И снова тишина обступила их. Даже если прислушаться и не дышать, невозможно было услышать ни единого звука. Создавалось впечатление, что они находились в глубоком подземелье, а мир, где-то далеко наверху, куда выбраться невозможно ни при каких обстоятельствах.

—----

— Лиза, ты готова?

— Подожди минутку, — она поглядела на себя в зеркало и, облизав губы, чтобы не было так заметно, что она их подвела помадой, защелкнула пудреницу и положила её в сумку. Перекинула через плечо и, посмотрев на Павла, произнесла:

— Я готова, можем идти.

Закрыв и опечатав кабинет, она сдала на вахте ключи. Взяв Лизу под руку, они направились к автобусной остановке.

Павел давно положил глаз на Лизу, почти сразу, как пришел служить в отделение. Совсем молоденькая, она работала с документацией, и когда он её впервые увидел, идущей по коридору, чуть не врубился в стену. В милицейской форме, с погонами ефрейтора, она была так хороша, что Оксана Федорова, которую он до этого считал идеалом женской красоты, неожиданно померкла, и на его собственном небосклоне, зажглась новая звезда по имени Лиза.

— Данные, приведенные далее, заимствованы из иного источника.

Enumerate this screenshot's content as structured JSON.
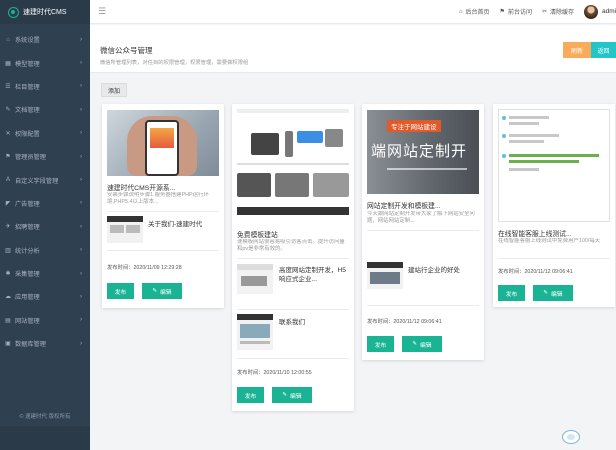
{
  "app": {
    "brand": "速建时代CMS"
  },
  "sidebar": {
    "items": [
      {
        "icon": "⌂",
        "label": "系统设置"
      },
      {
        "icon": "▦",
        "label": "模型管理"
      },
      {
        "icon": "☰",
        "label": "栏目管理"
      },
      {
        "icon": "✎",
        "label": "文档管理"
      },
      {
        "icon": "✕",
        "label": "权限配置"
      },
      {
        "icon": "⚑",
        "label": "管理员管理"
      },
      {
        "icon": "A",
        "label": "自定义字段管理"
      },
      {
        "icon": "◤",
        "label": "广告管理"
      },
      {
        "icon": "✈",
        "label": "招聘管理"
      },
      {
        "icon": "▥",
        "label": "统计分析"
      },
      {
        "icon": "✱",
        "label": "采集管理"
      },
      {
        "icon": "☁",
        "label": "应用管理"
      },
      {
        "icon": "▤",
        "label": "网站管理"
      },
      {
        "icon": "▣",
        "label": "数据库管理"
      }
    ],
    "footer": "© 速建时代 版权所有"
  },
  "topbar": {
    "links": [
      {
        "icon": "⌂",
        "label": "后台首页"
      },
      {
        "icon": "⚑",
        "label": "前台访问"
      },
      {
        "icon": "✂",
        "label": "清除缓存"
      }
    ],
    "username": "admin"
  },
  "page": {
    "title": "微信公众号管理",
    "subtitle": "微信所管理列表，对任目的权限管理，权限管理，需要做权限组",
    "refresh_label": "刷新",
    "back_label": "返回",
    "add_label": "添加"
  },
  "cards": [
    {
      "title": "速建时代CMS开源系...",
      "desc": "安装步骤说明步骤1.服务器搭建PHP运行环境,PHP5.4以上版本...",
      "sub_items": [
        {
          "title": "关于我们-速建时代"
        }
      ],
      "time": "发布时间：2020/11/09 12:29:28",
      "publish_label": "发布",
      "edit_label": "编辑"
    },
    {
      "title": "免费模板建站",
      "desc": "速模板网站很容易吸引访客点击。提升访问量和pv是非常有效的。",
      "sub_items": [
        {
          "title": "高度网站定制开发，H5响应式企业..."
        },
        {
          "title": "联系我们"
        }
      ],
      "time": "发布时间：2020/11/10 12:00:55",
      "publish_label": "发布",
      "edit_label": "编辑"
    },
    {
      "title": "网站定制开发和模板建...",
      "desc": "今天跟网站定制开发带大家了解下网站安全问题，网站网站定制...",
      "banner_tag": "专注于网站建设",
      "banner_text": "端网站定制开",
      "sub_items": [
        {
          "title": "建站行企业的好处"
        }
      ],
      "time": "发布时间：2020/11/12 09:06:41",
      "publish_label": "发布",
      "edit_label": "编辑"
    },
    {
      "title": "在线智能客服上线测试...",
      "desc": "在线智能客服上线测试中免费用户100/每天",
      "sub_items": [],
      "time": "发布时间：2020/11/12 09:06:41",
      "publish_label": "发布",
      "edit_label": "编辑"
    }
  ]
}
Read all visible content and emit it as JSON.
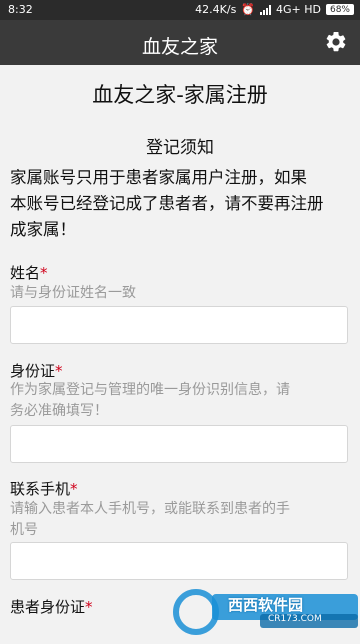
{
  "status_bar": {
    "time": "8:32",
    "speed": "42.4K/s",
    "network": "4G+ HD",
    "battery": "68%"
  },
  "app_bar": {
    "title": "血友之家",
    "settings_icon": "gear-icon"
  },
  "page": {
    "title": "血友之家-家属注册",
    "notice_title": "登记须知",
    "notice_lines": [
      "家属账号只用于患者家属用户注册，如果",
      "本账号已经登记成了患者者，请不要再注册",
      "成家属！"
    ]
  },
  "fields": [
    {
      "label": "姓名",
      "required_mark": "*",
      "hint_lines": [
        "请与身份证姓名一致"
      ],
      "value": ""
    },
    {
      "label": "身份证",
      "required_mark": "*",
      "hint_lines": [
        "作为家属登记与管理的唯一身份识别信息，请",
        "务必准确填写！"
      ],
      "value": ""
    },
    {
      "label": "联系手机",
      "required_mark": "*",
      "hint_lines": [
        "请输入患者本人手机号，或能联系到患者的手",
        "机号"
      ],
      "value": ""
    },
    {
      "label": "患者身份证",
      "required_mark": "*",
      "hint_lines": [],
      "value": ""
    }
  ],
  "watermark": {
    "brand": "西西软件园",
    "url": "CR173.COM"
  },
  "colors": {
    "app_bar": "#3a3a3a",
    "status_bar": "#2b2b2b",
    "background": "#f2f2f2",
    "required": "#d0021b",
    "hint": "#9a9a9a"
  }
}
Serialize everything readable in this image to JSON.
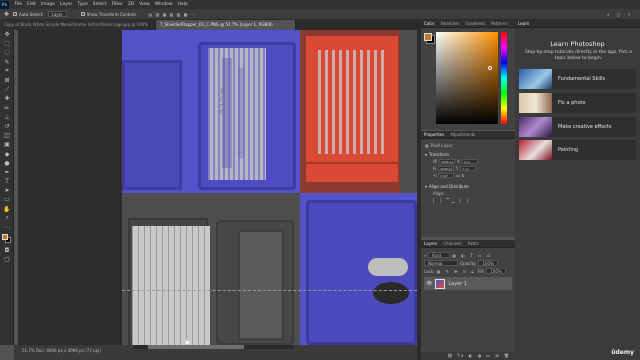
{
  "menubar": {
    "logo": "Ps",
    "items": [
      "File",
      "Edit",
      "Image",
      "Layer",
      "Type",
      "Select",
      "Filter",
      "3D",
      "View",
      "Window",
      "Help"
    ]
  },
  "options": {
    "auto_select": "Auto-Select:",
    "layer": "Layer",
    "transform": "Show Transform Controls"
  },
  "tabs": [
    {
      "label": "Copy of Black White Simple Monochrome Initial Name Logo.jpg @ 100% (Layer 1, RGB/8)"
    },
    {
      "label": "T_ShieldedFlapper_D1_C.PNG @ 51.7% (Layer 1, RGB/8)"
    }
  ],
  "status": {
    "text": "51.7%  Doc: 4096 px x 4096 px (72 ppi)"
  },
  "color_panel": {
    "tabs": [
      "Color",
      "Swatches",
      "Gradients",
      "Patterns"
    ],
    "fg": "#c07a2a",
    "bg": "#000000"
  },
  "properties_panel": {
    "tabs": [
      "Properties",
      "Adjustments"
    ],
    "layer_type": "Pixel Layer",
    "transform_title": "Transform",
    "w": "4096 px",
    "h": "4096 px",
    "x": "0 px",
    "y": "0 px",
    "angle": "0.00°",
    "align_title": "Align and Distribute",
    "align_sub": "Align:"
  },
  "layers_panel": {
    "tabs": [
      "Layers",
      "Channels",
      "Paths"
    ],
    "kind": "Kind",
    "blend": "Normal",
    "opacity_label": "Opacity:",
    "opacity": "100%",
    "lock_label": "Lock:",
    "fill_label": "Fill:",
    "fill": "100%",
    "layer_name": "Layer 1"
  },
  "learn_panel": {
    "tab": "Learn",
    "title": "Learn Photoshop",
    "desc": "Step-by-step tutorials directly in the app. Pick a topic below to begin.",
    "cards": [
      {
        "label": "Fundamental Skills"
      },
      {
        "label": "Fix a photo"
      },
      {
        "label": "Make creative effects"
      },
      {
        "label": "Painting"
      }
    ]
  },
  "canvas_text": {
    "label1": "MOLO"
  },
  "watermark": "ûdemy",
  "colors": {
    "blue": "#5553c9",
    "red": "#d84a34",
    "gray": "#4e4e4e"
  }
}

Впрочем, в этом было много справедливого. Стройная, но отнюдь не худая, с красивыми, выразительными чертами лица, которое не могли испортить, а наоборот украшали, несколько веснушек, потрясающие воображение вьющиеся от природы русые, с рыжеватым отливом волосы. Внешний вид дополняли очки в тонкой металлической оправе.

Глядя на неё, трудно было понять, к чему весь этот маскарад с милицейской формой, и вообще, что делает в этом заурядном районном отделении милиции, такая симпатичная девушка? Единственное, что могло прийти на ум, так это то, что идет примерка рабочей одежды, и оценивают, какое впечатление она окажет на сотрудников. Её место было как минимум в кресле секретаря в шикарном офисе или на подиуме.

Проходя мимо, она мило улыбнулась и пошла дальше. Павел остановился буквально в нескольких сантиметрах от стены и понял, что его лицо готово оставить на ней свой отпечаток. Он сделал шаг назад и обернулся. Девушка открывала дверь в кабинет, и загадочно улыбаясь, посмотрела в его сторону. Помимо его воли, сердце Павла забилось чаще.